A COMPOSER who had £18,000 stolen from his account by fraudsters was sent a letter from TSB threatening overdraft charges.
Richard Lewis, from Edinburgh, blasted the bank after he received a letter which told him he would be charged up to £30 a day if payments continue to leave his account.
The 46-year-old slammed the bank for “only being efficient” when it came to the overdraft charges – as he had heard nothing from fraud investigators for nearly two months.
Mr Lewis is one of around 1,300 customers who have had their accounts accessed by fraudsters exploiting the IT disaster.
When TSB moved to upgrade their computer systems on April 20, 1.9million customers were hit by the computer meltdown and unable to access their accounts.
That dad-of-two was told by a TSB employee on May 16 that there had been an attempt to use his credit cards in Swansea, but assured him his cards were cancelled.
However, the next day Mr Lewis discovered – by text message from the bank – that a staggering £18,000 had been taken from his account.

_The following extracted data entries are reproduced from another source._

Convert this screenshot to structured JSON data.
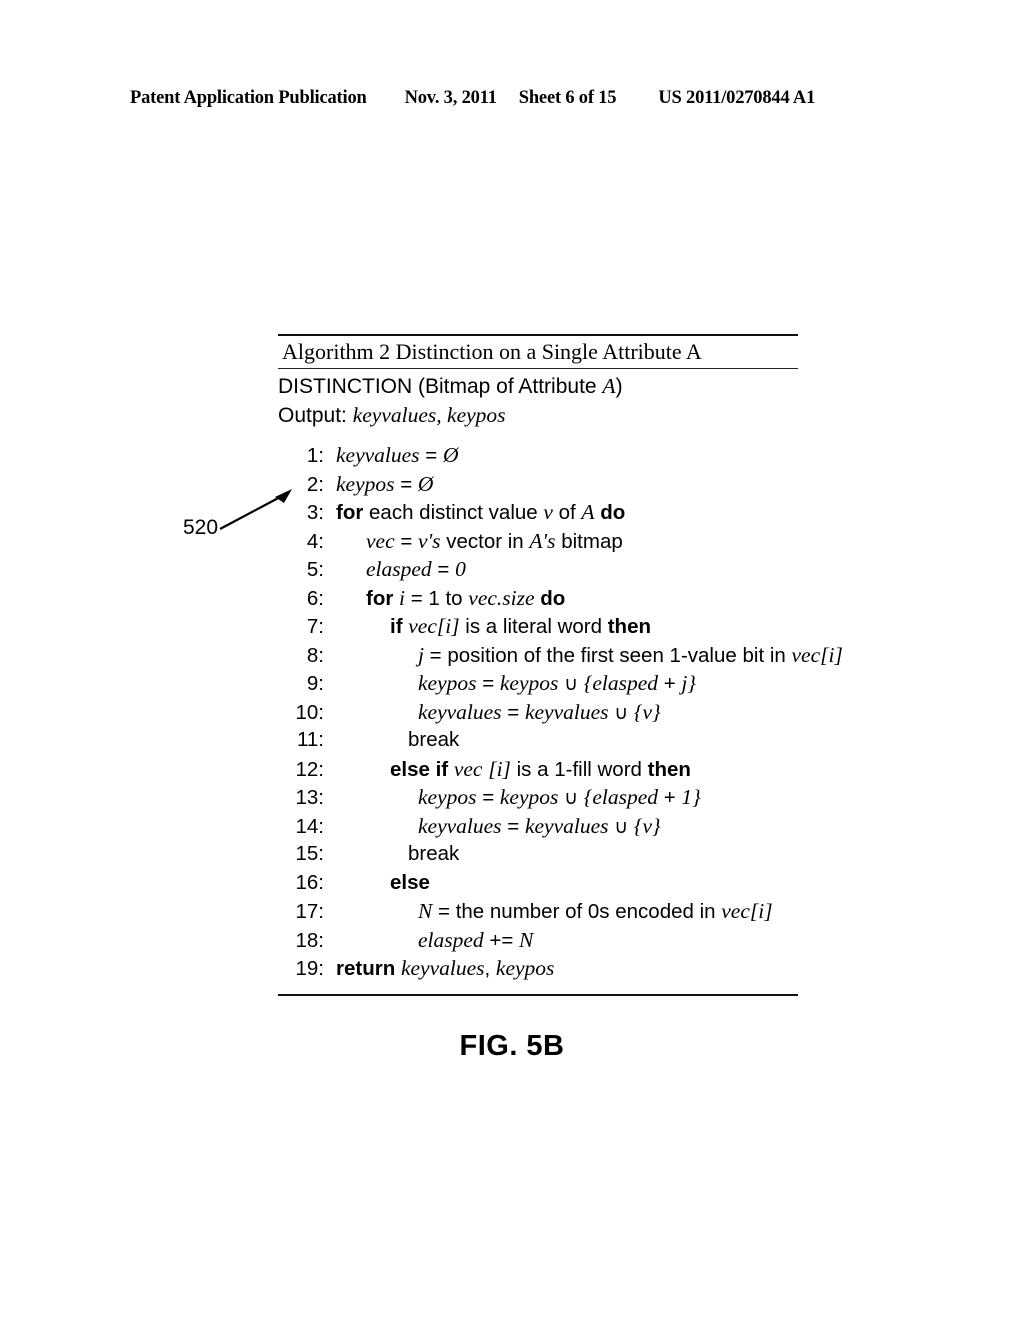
{
  "header": {
    "publication": "Patent Application Publication",
    "date": "Nov. 3, 2011",
    "sheet": "Sheet 6 of 15",
    "patent_number": "US 2011/0270844 A1"
  },
  "algorithm": {
    "title": "Algorithm 2 Distinction on a Single Attribute A",
    "signature_plain": "DISTINCTION (Bitmap of Attribute A)",
    "output_plain": "Output: keyvalues, keypos",
    "signature_parts": {
      "prefix": "DISTINCTION (Bitmap of Attribute ",
      "var": "A",
      "suffix": ")"
    },
    "output_parts": {
      "label": "Output: ",
      "var1": "keyvalues",
      "comma": ", ",
      "var2": "keypos"
    },
    "lines": [
      {
        "n": "1:",
        "indent": "i0",
        "text": "keyvalues = Ø"
      },
      {
        "n": "2:",
        "indent": "i0",
        "text": "keypos = Ø"
      },
      {
        "n": "3:",
        "indent": "i0",
        "text": "for each distinct value v of A do"
      },
      {
        "n": "4:",
        "indent": "i1",
        "text": "vec = v's vector in A's bitmap"
      },
      {
        "n": "5:",
        "indent": "i1",
        "text": "elasped = 0"
      },
      {
        "n": "6:",
        "indent": "i1",
        "text": "for i = 1 to vec.size do"
      },
      {
        "n": "7:",
        "indent": "i2",
        "text": "if vec[i] is a literal word then"
      },
      {
        "n": "8:",
        "indent": "i3",
        "text": "j = position of the first seen 1-value bit in vec[i]"
      },
      {
        "n": "9:",
        "indent": "i3",
        "text": "keypos = keypos ∪ {elasped + j}"
      },
      {
        "n": "10:",
        "indent": "i3",
        "text": "keyvalues = keyvalues ∪ {v}"
      },
      {
        "n": "11:",
        "indent": "i25",
        "text": "break"
      },
      {
        "n": "12:",
        "indent": "i2",
        "text": "else if vec [i] is a 1-fill word then"
      },
      {
        "n": "13:",
        "indent": "i3",
        "text": "keypos = keypos ∪ {elasped + 1}"
      },
      {
        "n": "14:",
        "indent": "i3",
        "text": "keyvalues = keyvalues ∪ {v}"
      },
      {
        "n": "15:",
        "indent": "i25",
        "text": "break"
      },
      {
        "n": "16:",
        "indent": "i2",
        "text": "else"
      },
      {
        "n": "17:",
        "indent": "i3",
        "text": "N = the number of 0s encoded in vec[i]"
      },
      {
        "n": "18:",
        "indent": "i3",
        "text": "elasped += N"
      },
      {
        "n": "19:",
        "indent": "i0",
        "text": "return keyvalues, keypos"
      }
    ]
  },
  "annotations": {
    "reference_numeral": "520"
  },
  "figure": {
    "caption": "FIG. 5B"
  },
  "colors": {
    "ink": "#000000",
    "page": "#ffffff"
  }
}
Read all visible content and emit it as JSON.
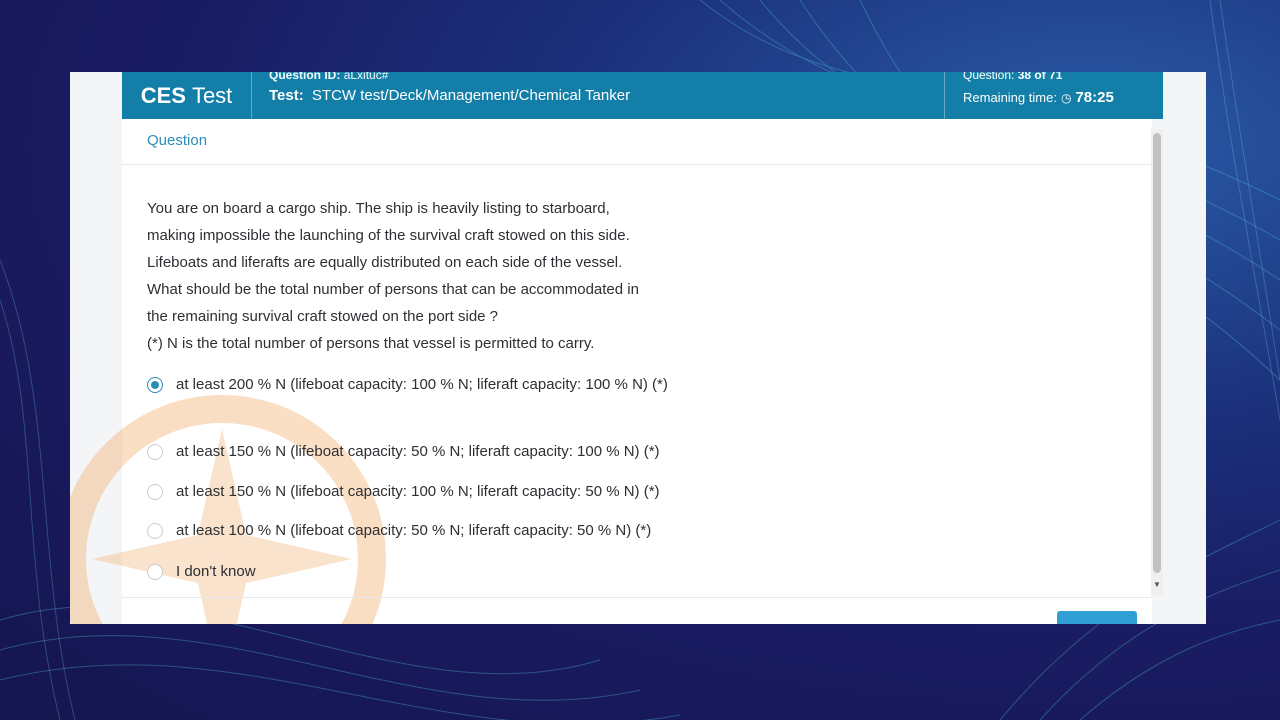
{
  "app": {
    "brand_bold": "CES",
    "brand_light": "Test"
  },
  "header": {
    "question_id_label": "Question ID:",
    "question_id_value": "aLxituc#",
    "test_label": "Test:",
    "test_value": "STCW test/Deck/Management/Chemical Tanker",
    "question_count_label": "Question:",
    "question_count_value": "38 of 71",
    "remaining_label": "Remaining time:",
    "clock_icon": "clock-icon",
    "remaining_value": "78:25"
  },
  "card": {
    "title": "Question",
    "question_lines": [
      "You are on board a cargo ship. The ship is heavily listing to starboard,",
      "making impossible the launching of the survival craft stowed on this side.",
      "Lifeboats and liferafts are equally distributed on each side of the vessel.",
      "What should be the total number of persons that can be accommodated in",
      "the remaining survival craft stowed on the port side ?",
      "(*) N is the total number of persons that vessel is permitted to carry."
    ],
    "options": [
      {
        "label": "at least 200 % N (lifeboat capacity: 100 % N; liferaft capacity: 100 % N) (*)",
        "selected": true
      },
      {
        "label": "at least 150 % N (lifeboat capacity: 50 % N; liferaft capacity: 100 % N) (*)",
        "selected": false
      },
      {
        "label": "at least 150 % N (lifeboat capacity: 100 % N; liferaft capacity: 50 % N) (*)",
        "selected": false
      },
      {
        "label": "at least 100 % N (lifeboat capacity: 50 % N; liferaft capacity: 50 % N) (*)",
        "selected": false
      },
      {
        "label": "I don't know",
        "selected": false
      }
    ]
  },
  "colors": {
    "header": "#137fa8",
    "accent": "#2b8db6",
    "button": "#2f9fd6"
  }
}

Mr Lewis said at that point he began “freaking out” and asked to be put through to the fraud team but was on hold for 45 minutes before being put through.
The composer then went into his local branch and lodged three separate online complaints with the bank but heard nothing back.
However, months later Mr Lewis received a letter from TSB threatening charges would be applied to his account.
A copy of the letter from the bank has been published online. It reads: “Unfortunately there wasn’t enough money in your account to make the payments you arranged for today.
“Although your balance looks right, the money is not available to be used.
“As we have not been able to make these payments, we will be charging a returned item fee. Returned item fees are £10 per payment we do not make, up to a maximum of three fees a day.”
Speaking today, Richard said: “If you’re setting up a payment to a new payee, you usually get a text with a number in it that you have to put in to finish off the transaction, and then they send you another text saying it’s gone through.
“But I only got the text saying it had gone through, and £18,000 had been taken, and I started freaking out.
“So I called and was eventually put on hold to go through to the phone, and spent 45 minutes waiting to speak to someone.
“They froze my account, and said they are investigating but I’ve heard nothing since.
“The only thing they’ve been efficient about is sending me the overdraft charges letter.”
He added: “Luckily, I was able to use my Monzo card and I could get paid from my show I’m doing in Glasgow at Oran Mor. It’s either that or I go into the branch every time, and I can’t exactly leave the rehearsals to go and do that.
“I think the only way for them to fix this is compensation. I had that money put away because I live in an Edinburgh tenement, and like everyone else I was preparing for the inevitable roof issues and having to have that replaced.”
A TSB spokesperson, says: “We’re really sorry for any inconvenience or distress that we have caused Richard.
“We have reached out to Richard to try and put things right, and can confirm that he has been fully refunded.
“Our commitment is absolutely clear: no customer will be left out of pocket as a result of the recent IT issues.”
TSB admitted that attempts to compromise customers’ accounts grew from six to seven cases a day – to more than 200 a day during its peak in May.
Over 95,000 people have complained to the bank over the scandal, with most of them expected to receive compensation.
The Financial Conduct Authority (FCA) has launched an investigation into the bank’s IT failure.
A sceptical Mr Lewis reacted to the news of his refund today, saying: “I’m delighted, don’t get me wrong, but they’ve offered me £100 in compensation.
“Even when I had an absolute nightmare trying to get a bank account reopened at Bank of Scotland, that’s a convulted story in itself, they offered me £250.
“It’s a bit of a slap in the face, what do they think my hourly rate is, 20p an hour?”